Comme un parfum de discorde. Alors que la dirigeante du FN Marine Le Pen pensait en ce mois de septembre pouvoir faire de sa formation le premier parti d'opposition, en contestant à Jean-Luc Mélenchon ce rôle qu'elle estime lui revenir de droit, le Front national est aujourd'hui en passe de devenir le premier parti d'opposition… interne. Nouvel épisode des désaccords qui minent le mouvement d'extrême droite depuis des mois, Marine Le Pen a (re)demandé lundi en bureau politique à Florian Philippot de quitter la présidence de son association, Les Patriotes, structure que le numéro 2 du FN a créée en pleine campagne pour les législatives. Une décision mal vécue à l'époque par la dirigeante frontiste et depuis objet d'une colère chez certains cadres du Front national de plus en plus tenace. Ils voient dans cette initiative une provocation au sein d'un parti archicentralisé qui ne reconnaît pas les tendances. A minima une déclaration d'indépendance de celui qui, jusqu'à présent, mène la stratégie frontiste, mais continue de menacer de quitter le parti si des sujets comme la sortie de l'euro venaient à être abandonnés du futur programme «patriote».

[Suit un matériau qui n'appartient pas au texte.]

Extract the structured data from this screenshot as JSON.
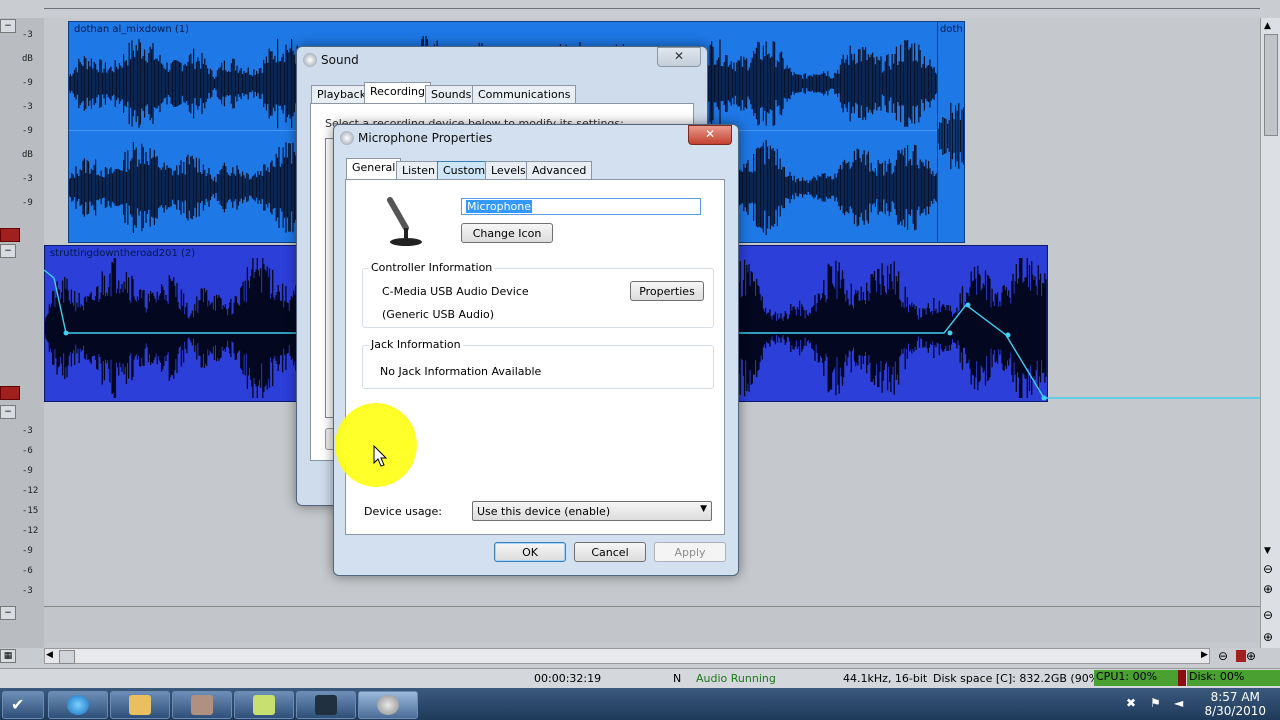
{
  "daw": {
    "track1_clip_name": "dothan al_mixdown (1)",
    "track1_clip2_name": "doth",
    "track2_clip_name": "struttingdowntheroad201 (2)",
    "meter_labels_a": [
      "-3",
      "dB",
      "-9",
      "-3",
      "-9",
      "dB",
      "-3",
      "-9"
    ],
    "meter_labels_b": [
      "-3",
      "-6",
      "-9",
      "-12",
      "-15",
      "-12",
      "-9",
      "-6",
      "-3"
    ],
    "colors": {
      "clip_blue": "#1e78e6",
      "clip_purple": "#2c3fd9",
      "envelope": "#3fd0f0"
    }
  },
  "status": {
    "time": "00:00:32:19",
    "mode": "N",
    "audio_state": "Audio Running",
    "format": "44.1kHz, 16-bit",
    "disk_space": "Disk space [C]: 832.2GB (90%)",
    "cpu1": "CPU1: 00%",
    "disk": "Disk: 00%"
  },
  "taskbar": {
    "clock_time": "8:57 AM",
    "clock_date": "8/30/2010",
    "buttons": [
      "start-orb",
      "ie",
      "explorer",
      "photo",
      "notes",
      "media",
      "sound"
    ]
  },
  "sound_dialog": {
    "title": "Sound",
    "close": "✕",
    "tabs": [
      "Playback",
      "Recording",
      "Sounds",
      "Communications"
    ],
    "active_tab": "Recording",
    "instruction": "Select a recording device below to modify its settings:"
  },
  "mic_dialog": {
    "title": "Microphone Properties",
    "close": "✕",
    "tabs": [
      "General",
      "Listen",
      "Custom",
      "Levels",
      "Advanced"
    ],
    "active_tab": "General",
    "device_name": "Microphone",
    "change_icon": "Change Icon",
    "controller_title": "Controller Information",
    "controller_name": "C-Media USB Audio Device",
    "controller_sub": "(Generic USB Audio)",
    "properties_btn": "Properties",
    "jack_title": "Jack Information",
    "jack_text": "No Jack Information Available",
    "device_usage_label": "Device usage:",
    "device_usage_value": "Use this device (enable)",
    "ok": "OK",
    "cancel": "Cancel",
    "apply": "Apply"
  }
}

C'est que le FN est en pleine «refondation» et il ne faudrait pas que celle-ci, nécessaire après le double échec à la présidentielle et aux législatives, se transforme en cacophonie. Raté. «On ne fera pas la refondation avec un pistolet sur la tempe» a répondu mardi sur RMC et BFMTV un Florian Philippot désormais acculé par la dirigeante frontiste. Le même jour, sur RTL, celle-ci avait prévenu qu'elle «prendrai[t ses] responsabilités» si son vice-président n'accédait pas à sa demande. Ce que ne compte pas faire Florian Philippot qui voit dans les attaques concernant Les Patriotes un «prétexte» de ses opposants au sein du parti pour le faire tomber. Beaucoup au FN, cadres comme militants, imputent en effet au souverainiste la débâcle de la dernière séquence électorale, une stratégie trop «tournée à gauche» et pas assez, en gros, vers les électeurs de François Fillon déboussolés par la débandade de leur champion.
S'il y a encore quelques jours, des cadres haut placés au Front tentaient de tempérer la crise en réduisant ces tensions à des «querelles d'ajustement», mettant ces affrontements sur le dos d'une culture interne pas habituée aux clivages, il semble désormais que le divorce entre la dirigeante frontiste et son numéro 2 soit plus que jamais d'actualité. La situation évoque même à certains observateurs le psychodrame des rapports qu'ont pu entretenir Jean-Marie Le Pen et Bruno Mégret avant la scission du FN, à la fin des années 90. «Les observateurs en font toujours trop», tempère un cadre du FN, «c'est la marque de fabrique du parti, ça monte dans les tours, mais les esprits échaudés finissent toujours par se calmer».
Même quand l'autorité de Marine Le Pen est en jeu ? «Moi, je [fais] confiance [à Florian Philippot] pour lever [les] ambiguïtés, pour rassurer les adhérents du Front national et pour, je le souhaite, se reconcentrer, comme l'intégralité des dirigeants du Front national, sur cette grande œuvre de refondation», a pointé mardi la dirigeante frontiste, présentant le vice-président du FN comme un obstacle à l'opération de reconquête engagée par le parti. Entre la crise et la guerre.